KALIMANTAN BARAT — Proyek strategis yang dikelola Kementerian Energi dan Sumber Daya Mineral (ESDM) ini tidak hanya mengejar target fisik. Hingga akhir Juli 2026, lapangan mencatatkan 300 ribu jam kerja aman tanpa kecelakaan kerja (zero accident), dengan melibatkan 447 tenaga kerja terampil di lokasi proyek.
Rute Pipa dan Pembagian Segmen Pengerjaan
Secara keseluruhan, infrastruktur pipa Dusem akan membentang dari Stasiun Kompresor Gas (SKG) Belawan hingga Fasilitas Duri dengan total panjang sekitar 535,4 kilometer. Agar pengerjaan lebih efisien, transmisi ini dipecah menjadi dua segmen yang dikerjakan paralel.
Segmen 1 menghubungkan Belawan menuju Stasiun Labuhan Batu, sementara Segmen 2 yang kini tengah dikebut menghubungkan Stasiun Labuhan Batu hingga Fasilitas Duri. Fokus percepatan saat ini berada di segmen kedua yang membentang sepanjang 266,8 kilometer, melintasi medan yang bervariasi mulai dari perkebunan hingga area rawa.
Krusialnya Pekerjaan Open Cut dan Standar Kedalaman
Direktur Jenderal Migas Laode Sulaeman dalam kunjungan lapangannya ke lokasi proyek, Jumat (31/7/2026), menyoroti tahapan open cut sebagai salah satu pekerjaan paling krusial dalam pemasangan pipa transmisi gas. Metode penggalian terbuka ini menjadi penentu keamanan pipa dalam jangka panjang.
"Kepatuhan kedalaman pipa, pekerjaan penggalian open cut wajib memenuhi spesifikasi kedalaman yang telah ditetapkan dalam aturan teknis. Standar kedalaman ini penting tidak hanya untuk keamanan jangka panjang pipa, tetapi juga menjadi poin krusial saat uji kelayakan teknis maupun audit pemeriksaan oleh Badan Pemeriksa Keuangan (BPK)," jelas Laode dalam keterangan resminya.
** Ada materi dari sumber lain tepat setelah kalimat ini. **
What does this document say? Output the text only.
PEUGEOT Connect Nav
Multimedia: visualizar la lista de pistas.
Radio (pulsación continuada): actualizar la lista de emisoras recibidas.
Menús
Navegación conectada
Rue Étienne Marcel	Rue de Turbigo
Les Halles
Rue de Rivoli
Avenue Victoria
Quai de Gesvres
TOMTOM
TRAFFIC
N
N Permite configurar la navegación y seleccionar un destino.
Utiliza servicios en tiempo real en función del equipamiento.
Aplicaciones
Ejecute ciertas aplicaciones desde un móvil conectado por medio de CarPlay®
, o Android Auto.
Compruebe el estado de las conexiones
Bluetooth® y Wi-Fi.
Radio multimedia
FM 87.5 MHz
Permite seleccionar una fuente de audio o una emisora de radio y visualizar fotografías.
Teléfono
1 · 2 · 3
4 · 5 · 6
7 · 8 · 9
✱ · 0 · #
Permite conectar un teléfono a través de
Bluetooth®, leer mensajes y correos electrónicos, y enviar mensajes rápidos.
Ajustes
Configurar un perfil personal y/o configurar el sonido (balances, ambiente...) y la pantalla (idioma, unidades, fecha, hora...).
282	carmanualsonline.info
Ia mengapresiasi tren positif pengerjaan di lapangan. Capaian 32 persen dinilai menunjukkan komitmen seluruh kontraktor dan pekerja dalam menjaga kualitas di tengah target waktu yang ketat.
Dampak bagi Industri dan Ketahanan Energi
Kehadiran pipa Dusem diharapkan mampu menjawab disparitas pasokan gas antara wilayah Sumatra Utara dan Riau. Selama ini, sebagian industri di kawasan Sei Mangkei dan Dumai masih mengandalkan pasokan yang terbatas atau bahan bakar alternatif yang lebih mahal.
Begitu beroperasi penuh, aliran gas dari jaringan transmisi ini akan menyuplai pembangkit listrik, pabrik pupuk, hingga kawasan industri hilir. Bagi masyarakat, dampak berantainya adalah pasokan listrik yang lebih stabil dan harga energi yang lebih kompetitif untuk industri pengolahan, yang pada akhirnya membuka lapangan kerja baru.
Pemerintah menargetkan seluruh segmen pipa ini beroperasi sebelum 2028. Jika rampung sesuai jadwal, jaringan ini akan terintegrasi dengan sistem pipa eksisting di Sumatra, memperkuat infrastruktur energi nasional yang selama ini terkonsentrasi di Jawa.